Conference warns on beef profitability

An international conference has warned that rising profitability in the beef sector could be hit by higher grain and feed prices.

The global agri benchmark network, made up of more than 35 beef economists from 25 countries, including Eblex senior analyst Mark Topliff, held a summit in Austria to discuss trends in the industry and emerging patterns.

Agricultural economists from 25 countries work together in the agri benchmark beef and sheep network to analyse and discuss the recent developments, and the future trends of beef and sheep production in the most important production regions in the world. An annual comparison of typical cow calf and beef finishing farms is a core activity of the network and shows the main differences in the beef production systems, their costs and profitability using a globally standardised approach.

Topliff, who is part of the Agriculture & Horticulture Board’s Market Intelligence department, said: “What we found is that, globally in 2010, beef prices had recovered, driven by an increase in demand.

“Exchange rate movements and price developments for calves and store cattle helped profitability. However, it is expected that grain and feed prices could ultimately lead to lower profits in some countries this year.”

Dr Claus Deblitz from the Johann Heinrich von Thünen-Institut in Germany, coordinator of the network, added: “The question now is where and with which type of production systems beef will be produced in the future, and this is in the focus of agri benchmark’s future work.”

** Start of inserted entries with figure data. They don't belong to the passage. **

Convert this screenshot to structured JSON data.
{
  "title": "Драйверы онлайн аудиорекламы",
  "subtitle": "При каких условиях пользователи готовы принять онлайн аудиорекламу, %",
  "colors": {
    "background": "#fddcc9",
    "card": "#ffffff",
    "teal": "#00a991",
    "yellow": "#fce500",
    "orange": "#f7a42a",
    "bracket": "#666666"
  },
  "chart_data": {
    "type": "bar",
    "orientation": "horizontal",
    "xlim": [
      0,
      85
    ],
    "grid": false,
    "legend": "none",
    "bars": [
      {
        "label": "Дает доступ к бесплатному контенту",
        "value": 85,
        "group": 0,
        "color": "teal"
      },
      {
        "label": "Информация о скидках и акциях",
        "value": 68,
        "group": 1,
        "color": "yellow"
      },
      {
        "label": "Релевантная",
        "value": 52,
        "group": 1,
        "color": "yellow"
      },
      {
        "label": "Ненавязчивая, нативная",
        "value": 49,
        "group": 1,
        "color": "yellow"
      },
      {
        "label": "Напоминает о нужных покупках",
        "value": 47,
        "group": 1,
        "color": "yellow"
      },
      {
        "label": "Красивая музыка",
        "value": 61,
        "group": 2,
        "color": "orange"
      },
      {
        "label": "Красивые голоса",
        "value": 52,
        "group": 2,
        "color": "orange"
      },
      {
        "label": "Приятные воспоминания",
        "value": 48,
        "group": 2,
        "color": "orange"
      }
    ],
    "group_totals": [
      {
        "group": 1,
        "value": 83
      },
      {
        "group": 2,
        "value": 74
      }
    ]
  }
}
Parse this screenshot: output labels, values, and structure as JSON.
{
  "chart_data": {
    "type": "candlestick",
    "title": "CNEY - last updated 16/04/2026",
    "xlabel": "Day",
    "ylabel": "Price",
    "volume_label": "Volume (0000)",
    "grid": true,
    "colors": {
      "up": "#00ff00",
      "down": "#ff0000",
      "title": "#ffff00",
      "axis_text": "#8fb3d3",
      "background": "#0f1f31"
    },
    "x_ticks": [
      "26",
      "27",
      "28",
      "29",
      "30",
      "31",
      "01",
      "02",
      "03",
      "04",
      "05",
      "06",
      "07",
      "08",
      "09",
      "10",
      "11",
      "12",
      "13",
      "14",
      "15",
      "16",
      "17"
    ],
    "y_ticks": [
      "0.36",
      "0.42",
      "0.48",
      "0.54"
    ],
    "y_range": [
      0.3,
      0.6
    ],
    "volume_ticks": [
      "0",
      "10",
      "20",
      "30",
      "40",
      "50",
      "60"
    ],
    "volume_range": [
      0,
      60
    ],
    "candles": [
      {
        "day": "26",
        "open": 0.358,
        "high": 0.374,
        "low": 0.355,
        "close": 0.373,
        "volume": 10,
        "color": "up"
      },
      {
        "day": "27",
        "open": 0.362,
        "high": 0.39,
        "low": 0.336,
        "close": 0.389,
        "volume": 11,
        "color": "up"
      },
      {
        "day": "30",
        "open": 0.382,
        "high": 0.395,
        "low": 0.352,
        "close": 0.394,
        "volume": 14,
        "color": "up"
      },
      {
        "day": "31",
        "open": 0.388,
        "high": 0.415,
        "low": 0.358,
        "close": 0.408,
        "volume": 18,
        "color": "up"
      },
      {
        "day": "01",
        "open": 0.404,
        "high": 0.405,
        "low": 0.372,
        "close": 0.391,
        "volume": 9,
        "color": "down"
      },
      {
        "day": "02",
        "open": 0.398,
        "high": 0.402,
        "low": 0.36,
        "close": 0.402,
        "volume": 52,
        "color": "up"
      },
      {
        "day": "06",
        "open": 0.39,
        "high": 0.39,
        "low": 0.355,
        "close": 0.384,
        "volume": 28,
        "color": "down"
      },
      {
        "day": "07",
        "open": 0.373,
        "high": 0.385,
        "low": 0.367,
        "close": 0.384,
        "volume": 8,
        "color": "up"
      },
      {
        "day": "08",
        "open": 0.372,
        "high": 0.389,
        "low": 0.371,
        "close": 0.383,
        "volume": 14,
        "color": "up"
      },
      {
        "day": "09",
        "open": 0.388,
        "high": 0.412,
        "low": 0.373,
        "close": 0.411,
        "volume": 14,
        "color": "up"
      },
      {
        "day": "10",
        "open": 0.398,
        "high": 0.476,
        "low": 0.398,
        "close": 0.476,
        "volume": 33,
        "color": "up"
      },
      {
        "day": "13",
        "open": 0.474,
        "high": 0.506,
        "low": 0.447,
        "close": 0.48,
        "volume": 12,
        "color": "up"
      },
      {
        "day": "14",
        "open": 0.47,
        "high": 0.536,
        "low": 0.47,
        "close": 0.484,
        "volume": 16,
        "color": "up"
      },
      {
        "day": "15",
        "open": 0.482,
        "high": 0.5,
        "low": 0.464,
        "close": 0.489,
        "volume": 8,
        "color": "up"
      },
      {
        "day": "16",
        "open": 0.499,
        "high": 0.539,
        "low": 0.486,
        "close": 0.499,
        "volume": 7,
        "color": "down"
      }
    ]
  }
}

A costs of production report from the network will be published in September. For more information on agri benchmark, visit

Other conclusions to come out of the conference included:

• Some Asian countries, as well as Russia, are facing a growing gap between domestic supply and demand

• In a number of EU-27 countries, such as France, Spain, Italy and Austria, the possible shift of single-farm payments into land-based payments could have negative income impacts on finishing farms with historically higher stocking rates

• Beef continues to be affected by developments in the other meat sectors, and vice versa

• High grain prices push grass-fed beef production out of locations where crop production becomes profitable.